Offices as a Service: What It Is and Why It's Trending in Latam

Office as a Service: The Future of Flexible Work Spaces
Until recently, renting an office meant signing multi-year contracts, shouldering sky-high fixed costs, and committing to square footage that often went underutilized.
It was a rigid model: either you ran out of space, or you had too much. And in both cases, the company lost money.
Today, that's beginning to change with the Office as a Service (OaaS) model.
What does "office as a service" mean?
- You pay only for what you use, when you use it.
- Everything included: furniture, internet, maintenance, cleaning, coffee.
- And most importantly: no long-term commitments.
Instead of locking into a five-year contract, companies can operate with the same logic we already use for services like Netflix, AWS, or Spotify: on-demand, flexible, and scalable.
Why is it taking off?
- Real flexibility You adjust your space based on headcount and active projects. Growing fast? Book more desks. Downsizing temporarily? Scale back with no penalties.
- Cost savings Say goodbye to maintenance, furniture, utilities, or add-on services. It's all bundled into one rate. That frees up budget for talent and product investment.
- Better team experience Spaces are designed for collaboration, strategically located, and move-in ready. Your team doesn't waste time on admin tasks and gains quality in their daily work.
The LATAM landscape
In our region, the model is gaining traction for two key reasons:
- Hybrid work on the rise: post-pandemic, hybrid work is here to stay.
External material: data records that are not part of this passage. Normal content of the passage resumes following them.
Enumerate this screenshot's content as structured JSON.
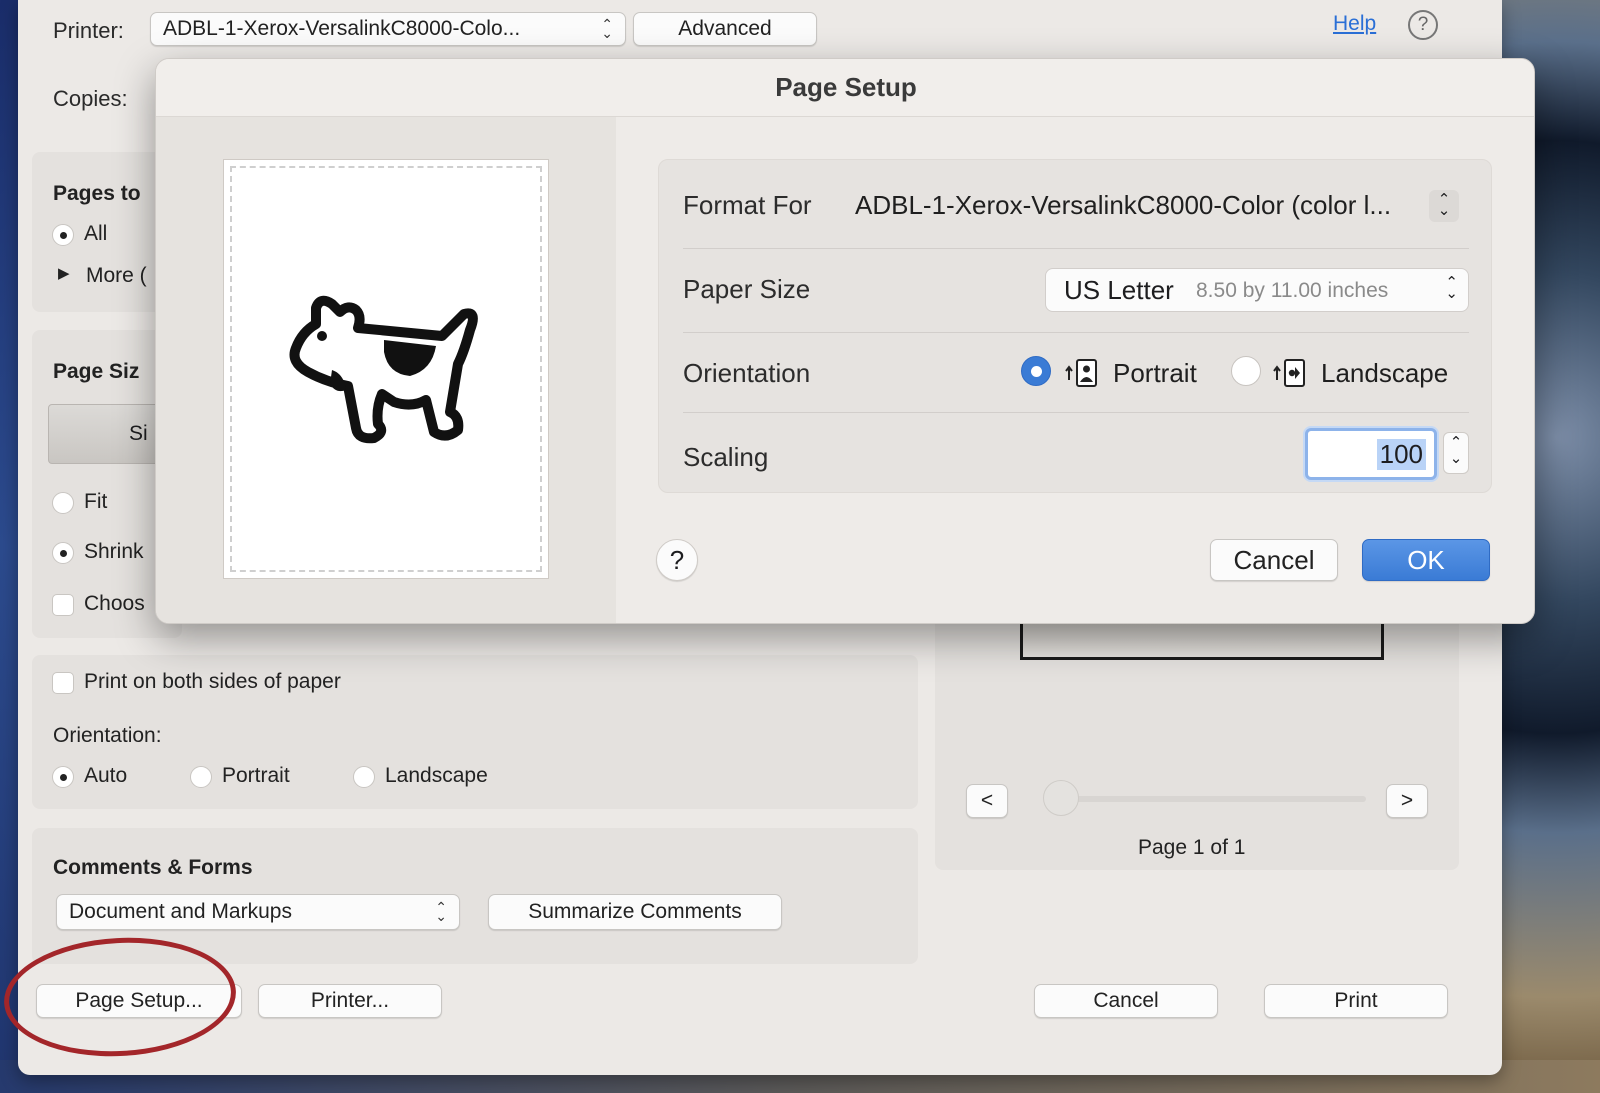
{
  "print_dialog": {
    "printer_label": "Printer:",
    "printer_value": "ADBL-1-Xerox-VersalinkC8000-Colo...",
    "advanced_button": "Advanced",
    "help_link": "Help",
    "copies_label": "Copies:",
    "pages_section": {
      "title": "Pages to",
      "all_label": "All",
      "more_label": "More ("
    },
    "page_size_section": {
      "title": "Page Siz",
      "size_button": "Si",
      "fit_label": "Fit",
      "shrink_label": "Shrink",
      "choose_label": "Choos"
    },
    "duplex_label": "Print on both sides of paper",
    "orientation_label": "Orientation:",
    "orientation_options": [
      "Auto",
      "Portrait",
      "Landscape"
    ],
    "preview": {
      "prev_button": "<",
      "next_button": ">",
      "page_indicator": "Page 1 of 1"
    },
    "comments_forms": {
      "title": "Comments & Forms",
      "select_value": "Document and Markups",
      "summarize_button": "Summarize Comments"
    },
    "page_setup_button": "Page Setup...",
    "printer_button": "Printer...",
    "cancel_button": "Cancel",
    "print_button": "Print"
  },
  "page_setup_sheet": {
    "title": "Page Setup",
    "format_for_label": "Format For",
    "format_for_value": "ADBL-1-Xerox-VersalinkC8000-Color (color l...",
    "paper_size_label": "Paper Size",
    "paper_size_value": "US Letter",
    "paper_size_dimensions": "8.50 by 11.00 inches",
    "orientation_label": "Orientation",
    "portrait_label": "Portrait",
    "landscape_label": "Landscape",
    "scaling_label": "Scaling",
    "scaling_value": "100",
    "help_button": "?",
    "cancel_button": "Cancel",
    "ok_button": "OK"
  },
  "colors": {
    "accent": "#3a7bd5",
    "annotation_circle": "#a3262a"
  },
  "icons": [
    "help-circle-icon",
    "dogcow-icon",
    "portrait-orientation-icon",
    "landscape-orientation-icon",
    "stepper-icon",
    "disclosure-triangle-icon"
  ]
}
Many companies don't want empty offices three days a week, but they're not ready to give up physical spaces when they need them.
- Economic uncertainty: locking into long-term contracts in volatile economies is a risk few want to take. OaaS lets companies maintain financial agility without compromising on space quality.
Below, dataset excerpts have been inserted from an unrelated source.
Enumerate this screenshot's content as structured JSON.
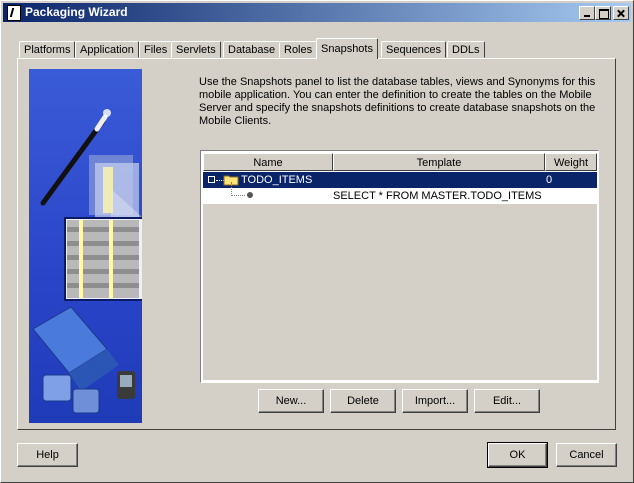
{
  "window": {
    "title": "Packaging Wizard"
  },
  "tabs": [
    {
      "label": "Platforms"
    },
    {
      "label": "Application"
    },
    {
      "label": "Files"
    },
    {
      "label": "Servlets"
    },
    {
      "label": "Database"
    },
    {
      "label": "Roles"
    },
    {
      "label": "Snapshots"
    },
    {
      "label": "Sequences"
    },
    {
      "label": "DDLs"
    }
  ],
  "active_tab": "Snapshots",
  "description": "Use the Snapshots panel to list the database tables, views and Synonyms for this mobile application. You can enter the definition to create the tables on the Mobile Server and specify the snapshots definitions to create database snapshots on the Mobile Clients.",
  "table": {
    "columns": [
      "Name",
      "Template",
      "Weight"
    ],
    "rows": [
      {
        "name": "TODO_ITEMS",
        "template": "",
        "weight": "0",
        "selected": true
      },
      {
        "name": "",
        "template": "SELECT * FROM MASTER.TODO_ITEMS",
        "weight": ""
      }
    ]
  },
  "actions": {
    "new": "New...",
    "delete": "Delete",
    "import": "Import...",
    "edit": "Edit..."
  },
  "footer": {
    "help": "Help",
    "ok": "OK",
    "cancel": "Cancel"
  },
  "colors": {
    "title_start": "#0a246a",
    "title_end": "#a6caf0",
    "selection": "#0a246a",
    "face": "#d4d0c8"
  }
}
Coworking and flexible workspace occupancy in Latin America grew over 30% in 2024, and momentum is expected to continue through 2025.
Real-world use cases
- Growing startups: instead of moving offices every six months, they adjust space as the team scales.
- Global enterprises: they give distributed teams a "meeting point" across different cities without opening their own offices.
- Traditional corporations: they cut down on fixed square footage and complement it with flexible spaces for one-off projects or hybrid teams.
The mindset shift runs deep: it's no longer about accumulating square footage, but about designing smart work experiences.
Just as software stopped being sold in boxes and became a cloud service, offices are moving away from being a rigid asset and becoming an adaptable resource.
The future of work in LATAM isn't about having more offices—it's about making better use of space.
Companies that embrace the office as a service model will gain:
- Financial agility: lower fixed costs, more flexibility.
- Access to distributed talent: teams operating across multiple cities without needing to open new offices.
- Team experience: spaces that add value instead of drain it.